If wages are a measure of how much our country values a group of workers’ skills and contribution to the collective, then we clearly have our priorities wrong. The law is an equally damning benchmark: for decades, home care workers have not been covered by federal minimum wage and overtime protections (they will finally be covered in 2015 because of new regulations issued by the Obama administration). But most telling is the employment status of home care workers. Many labor in the no-man’s land of “independent contractor” status, meaning that they don’t have the right to organize because they don’t have an employer to bargain with.
The good news is that in recent years, unions and state governments have developed an innovative collective bargaining model for these workers. As a result, unions have successfully organized about half a million home care workers across the U.S., with significant gains in wages and benefits. For example, in Illinois (the focus of Harris v. Quinn) home care workers will earn $13 an hour by the end of the year under their union’s contract.
But the Supreme Court has just undermined the promise of this organizing strategy for home care workers, and possibly others such as publicly-subsidized child care workers. In the Justices’ eyes, these workers are not “full-fledged” public employees and therefore do not have the right to the standard model of public union representation in Illinois (the ruling may also threaten organized home care workers in other states, depending on how their employment relationship is structured).
Once again, we have relegated caregiving and women’s work to second-class status under the eyes of the law.
Even if the cause of workers’ rights doesn’t move you, the rapid aging of the population should.
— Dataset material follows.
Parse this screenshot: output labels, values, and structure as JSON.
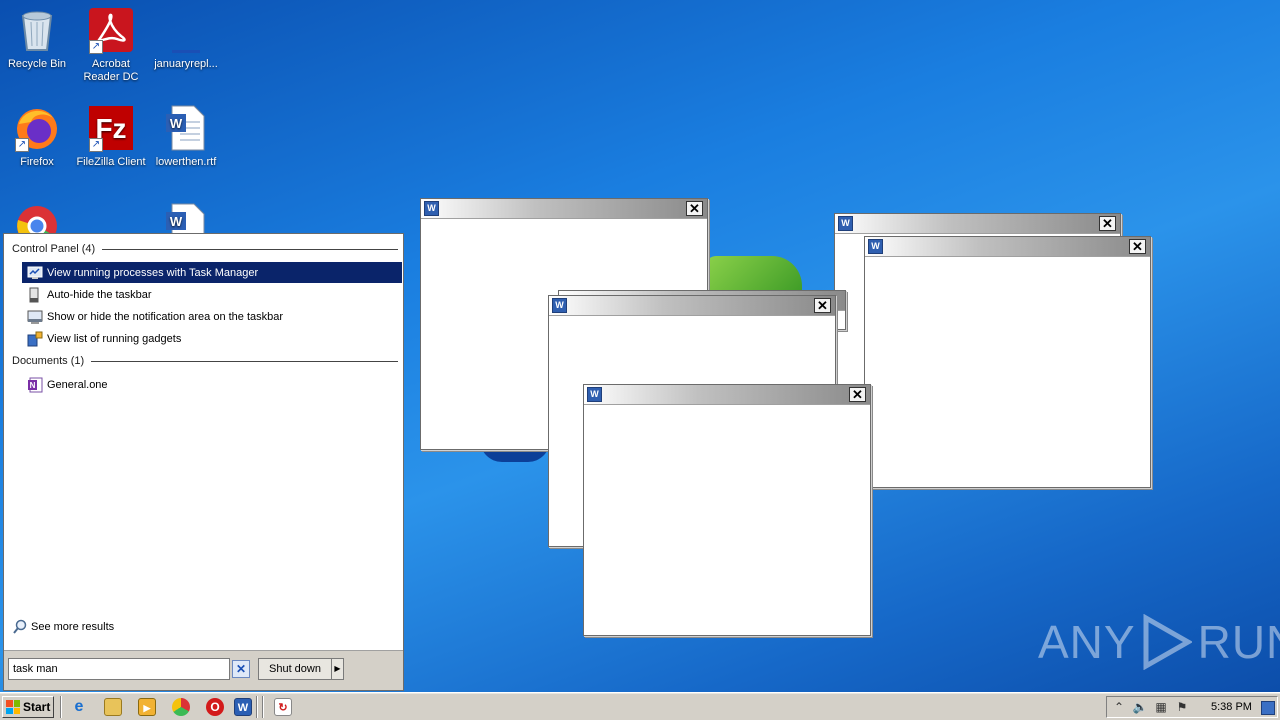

Every second someone in the US turns 65 years old, and because of poverty wages, high turnover and inadequate public funding, 97 percent of states have reported “serious” or “very serious” shortages in their home care workforce. Left unchecked, this growing labor shortage will be especially devastating for sandwich-generation women who have a full-time job, kids at home, and aging parents who can’t manage on their own anymore.
Research has shown that in home care, the quality of the job is the best predictor of the quality of care. When workers can negotiate living wages, health benefits and ongoing training, they are able to stay on the job and provide the care and independent living that our elders and people with disabilities deserve. Public policy and labor law must finally recognize caregivers as skilled workers that are essential to the country’s health, and give them full rights to organize for better wages and working conditions.